The aim of this study was to clarify the regulation roles of the PPARGC1A 5’ region. Previous studies reported that PPARGC1A is induced by mitochondrial biogenesis-inducing stimuli, as well as contractile activity in vivo and in vitro in skeletal muscle (Baar et al., 2002; Pilegaard et al., 2003). Moreover, low levels of expression of PPARGC1A in muscle have been associated with defects in energy metabolism, in addition to reduced mitochondrial content and function (Leone et al., 2005; Mootha et al., 2003). The importance of PPARGC1A in regulating mitochondrial content and function suggests that further investigation into the regulation of PPARGC1A gene expression is warranted, particularly under conditions in which mitochondrial biogenesis, such as oxidative energy metabolism and muscle fiber specification, is induced. Hence, the regulation of PPARGC1A expression is closely related to muscle fiber formation and meat condition. Based on the current results, the roles of the porcine PPARGC1A 5’ regulatory region in gene expression has been clarified. Moreover, the polymorphisms in the 5’ regulatory region can regulate gene expression.
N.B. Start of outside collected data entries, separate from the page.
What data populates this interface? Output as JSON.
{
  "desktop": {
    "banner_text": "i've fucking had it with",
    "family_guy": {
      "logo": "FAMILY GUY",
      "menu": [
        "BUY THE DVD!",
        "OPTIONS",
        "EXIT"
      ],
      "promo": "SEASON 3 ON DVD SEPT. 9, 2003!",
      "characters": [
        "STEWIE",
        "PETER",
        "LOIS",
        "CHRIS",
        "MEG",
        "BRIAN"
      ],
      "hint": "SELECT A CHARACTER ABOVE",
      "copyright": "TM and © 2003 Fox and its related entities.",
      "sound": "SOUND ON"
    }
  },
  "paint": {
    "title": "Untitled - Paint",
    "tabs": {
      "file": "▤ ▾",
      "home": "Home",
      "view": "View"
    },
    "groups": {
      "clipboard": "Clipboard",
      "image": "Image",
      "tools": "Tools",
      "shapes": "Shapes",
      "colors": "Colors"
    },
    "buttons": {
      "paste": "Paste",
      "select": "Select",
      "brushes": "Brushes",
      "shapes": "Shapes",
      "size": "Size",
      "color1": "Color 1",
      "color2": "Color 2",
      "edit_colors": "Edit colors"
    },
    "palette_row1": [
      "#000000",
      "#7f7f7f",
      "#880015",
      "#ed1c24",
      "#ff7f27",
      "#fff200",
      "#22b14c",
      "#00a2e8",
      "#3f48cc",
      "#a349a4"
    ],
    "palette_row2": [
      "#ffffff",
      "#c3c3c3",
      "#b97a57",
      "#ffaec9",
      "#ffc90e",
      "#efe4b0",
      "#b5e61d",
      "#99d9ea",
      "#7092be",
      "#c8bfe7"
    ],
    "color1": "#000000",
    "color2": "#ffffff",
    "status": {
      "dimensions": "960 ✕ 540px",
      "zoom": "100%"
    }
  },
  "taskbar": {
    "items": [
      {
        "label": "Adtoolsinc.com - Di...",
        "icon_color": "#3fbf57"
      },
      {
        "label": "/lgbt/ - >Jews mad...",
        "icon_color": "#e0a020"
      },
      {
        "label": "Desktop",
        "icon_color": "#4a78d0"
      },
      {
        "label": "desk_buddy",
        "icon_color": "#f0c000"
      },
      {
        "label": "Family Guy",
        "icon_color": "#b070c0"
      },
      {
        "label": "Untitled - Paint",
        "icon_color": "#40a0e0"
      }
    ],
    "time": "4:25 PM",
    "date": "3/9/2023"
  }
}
The porcine PPARGC1A 5’ regulatory region did not contain transcription factors for binding of typical consensus sequences, such as the TATA and CAAT boxes. However, the TATA-less sequence housed putative consensus sites, including a GC-box, a CRE, binding sites for GATA, MEF2, GLUT4, and many E-Box binding proteins (Irrcher et al., 2008). The important transcription factors, such as MEF2 and CREB in skeletal muscle, are co-activated by PPARGC1A expression (Handschin et al., 2003). The c.-2894G>A polymorphic site is selectively recognized by the transcription factor, CREB protein, according to different alleles. Thus, it can be considered a meaningful transcription factor binding site and a strong evidence for gene expression regulation factor. However, further progressive analysis is needed to confirm the interaction between PPARGC1A and transcription factor, such as CREB, and the critical role of SNP in the regulation of interactions with specific transcription factors.